So you kind of at the beginning. You don't want the school to have the child just do a job at the school. I'm OK with it a little bit, but not unless there's lots of other kids doing that job, not just kids with disabilities. I'm just going to say it.

The coffee shop idea is fine for a first try, but it shouldn't be the job. There should be a paid job. If you're training in a coffee shop, you should work in a coffee shop. That's where you're really going to get your experience. It's more real there. You're going to have more real experiences.

So you use schools in exploration of real jobs the IEP contains annual goal that ensures your son or daughter is exposed to the jobs you can put in job shadowing internship part time jobs that they are most interested in. Summer nights and weekends are definitely where you want to go, like all kids I mean.

When I do a presentation with a group and I'm in person, I always say how many of you had a job when you were in high school? And they all raise their hands, right? Everybody because that's what you do. That's how you get experience. That's how you move on in life.

So you want to make sure that there's something that might actually could potentially work into a job after high school. Maybe it won't. Maybe it'll be a job working at a fast food restaurant or the summer snack bar or the local. What we would call?

What we have here like a Kennywood or a park up in by Lake Erie? You might do that in the summertime and that's a great experience too. But you also want to start thinking about the real opportunities that could be out there.

So in vocational rehabilitation or OVR in Pennsylvania, we have something called pre-employment transition services, right?

One of those is there are five different ones and that's great. And they have prescriptive ideas about how to do those. But I'm going to suggest and you'll see in this later.

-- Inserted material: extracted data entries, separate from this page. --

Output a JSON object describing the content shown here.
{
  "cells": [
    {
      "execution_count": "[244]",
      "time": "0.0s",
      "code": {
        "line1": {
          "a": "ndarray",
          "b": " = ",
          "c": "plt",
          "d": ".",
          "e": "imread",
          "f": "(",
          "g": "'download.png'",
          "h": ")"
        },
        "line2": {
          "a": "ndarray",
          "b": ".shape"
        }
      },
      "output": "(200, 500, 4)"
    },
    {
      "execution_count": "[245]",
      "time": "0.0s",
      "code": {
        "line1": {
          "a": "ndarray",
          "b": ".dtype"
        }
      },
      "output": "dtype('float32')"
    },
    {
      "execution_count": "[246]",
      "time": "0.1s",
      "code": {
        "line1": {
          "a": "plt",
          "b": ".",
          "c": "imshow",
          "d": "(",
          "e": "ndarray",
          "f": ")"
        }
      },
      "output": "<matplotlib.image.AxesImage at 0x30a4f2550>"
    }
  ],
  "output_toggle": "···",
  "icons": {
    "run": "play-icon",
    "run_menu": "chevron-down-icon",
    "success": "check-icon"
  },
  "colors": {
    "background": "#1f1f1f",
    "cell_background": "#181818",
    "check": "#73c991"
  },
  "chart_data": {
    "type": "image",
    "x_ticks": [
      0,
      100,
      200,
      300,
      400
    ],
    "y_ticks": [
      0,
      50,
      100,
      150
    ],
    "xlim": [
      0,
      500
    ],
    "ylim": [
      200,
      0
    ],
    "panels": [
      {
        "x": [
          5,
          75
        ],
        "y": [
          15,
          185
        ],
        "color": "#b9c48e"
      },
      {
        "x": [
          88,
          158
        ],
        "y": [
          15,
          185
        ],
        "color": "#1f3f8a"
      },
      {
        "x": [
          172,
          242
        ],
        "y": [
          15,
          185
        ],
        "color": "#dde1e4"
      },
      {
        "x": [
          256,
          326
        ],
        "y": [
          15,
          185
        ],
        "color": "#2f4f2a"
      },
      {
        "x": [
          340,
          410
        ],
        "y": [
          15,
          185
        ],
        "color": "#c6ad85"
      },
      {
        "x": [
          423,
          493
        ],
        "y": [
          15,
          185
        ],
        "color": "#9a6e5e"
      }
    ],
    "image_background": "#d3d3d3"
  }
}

A way that you can really get started with employment these five services include work experience no question. But we'll add to that and what they're going to be doing because of OVR can do a lot to support kids with those services. But again, you want to start moving in the right direction to where you're actually an over customer before you leave high school.

Next slide.

So you want to get all your ducks in a row. This is Pittsburgh.

Next slide.

So sign up for OVR. And my recommendation is a lot of people will wait for the school to do it and get school connections. Don't do that just go right to their website and sign up for your district office. You can they suggest, you do it two years before the end of your graduation date. It says even on their website.

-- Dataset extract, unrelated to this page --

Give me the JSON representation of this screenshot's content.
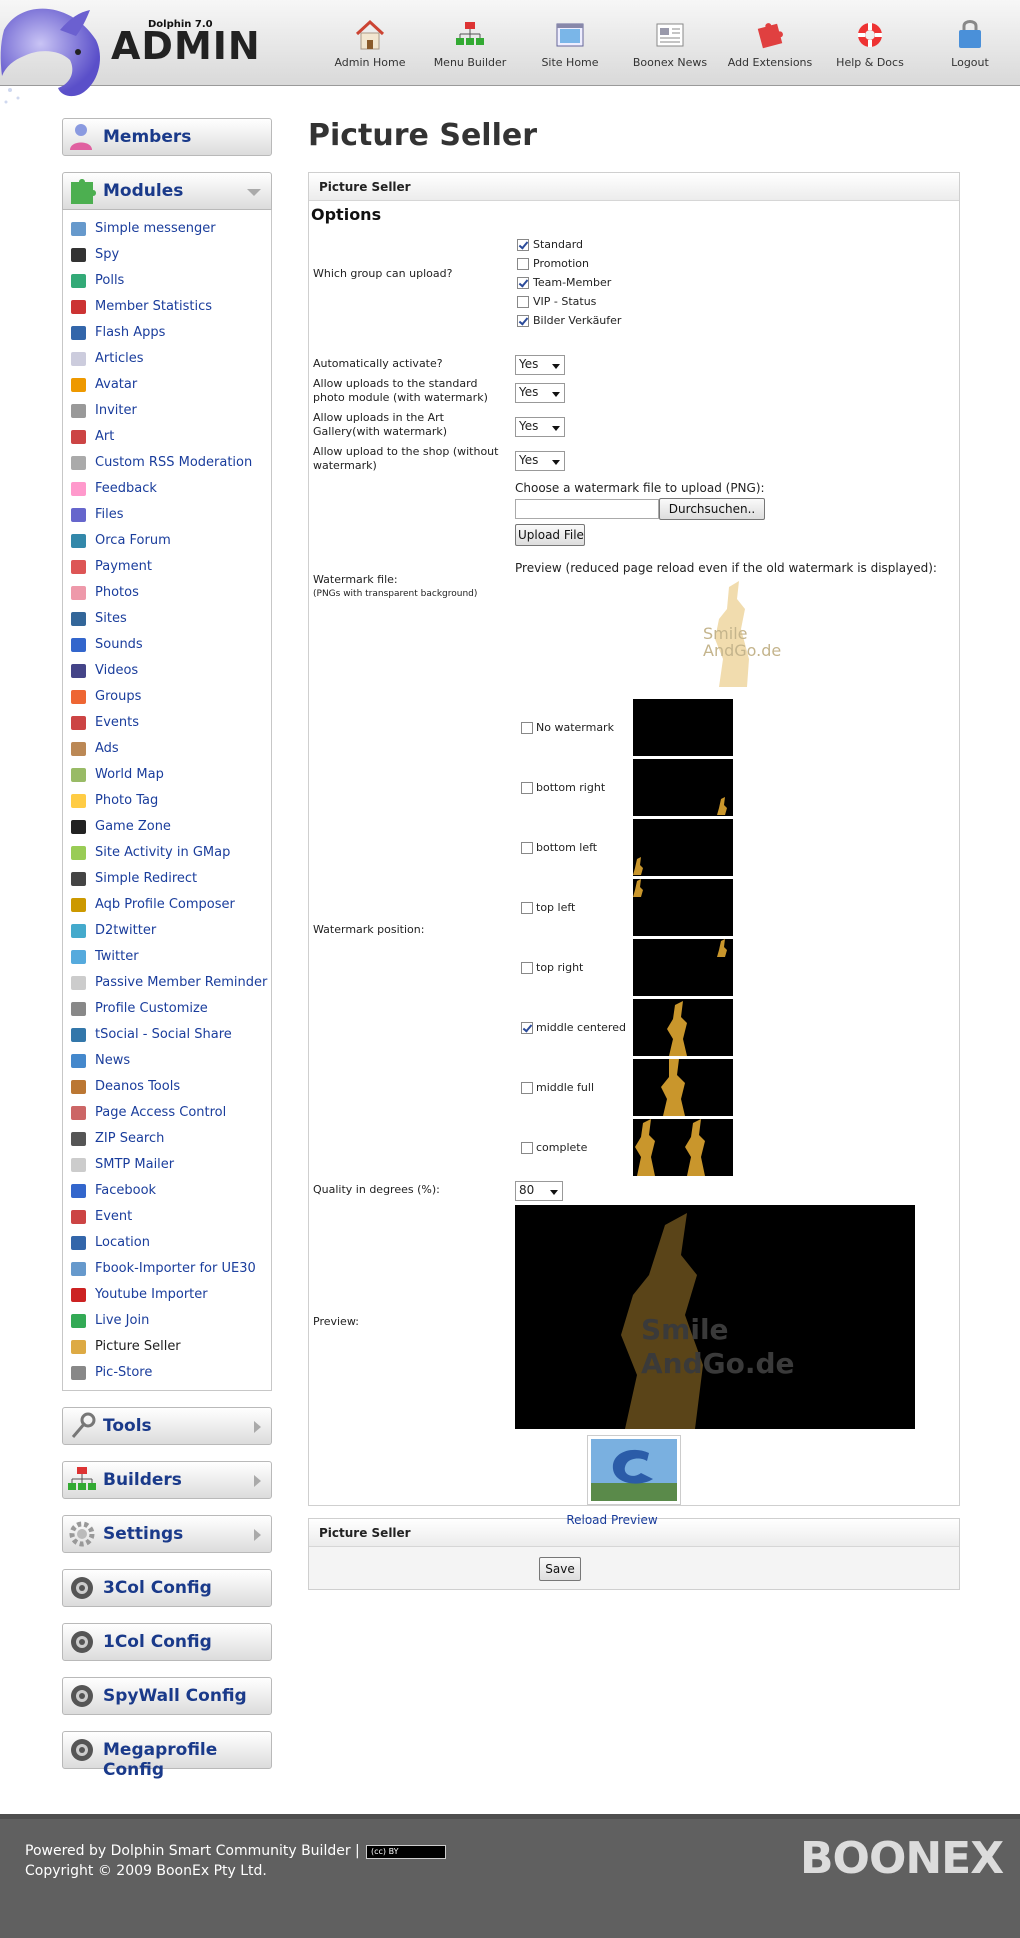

You can also do it sooner. And I know plenty of kids intellectual disabilities and autism who have done three jobs. Paid jobs before they left high school. It's just a really good way to build capacity, build your resume, try different things, and also build self esteem.

And of course, if you need a waiver, intellectual disability waiver, an autism waiver, they're calling it different things in different counties now. Do sign up for that sooner rather than later.

Next slide.

So I always say transition starts way before 14 and I kind of alluded to this earlier. But why don't we ask our kids with disabilities? What do you want to be when you grow up? It's really an issue. And you have to keep doing it like with all your kids.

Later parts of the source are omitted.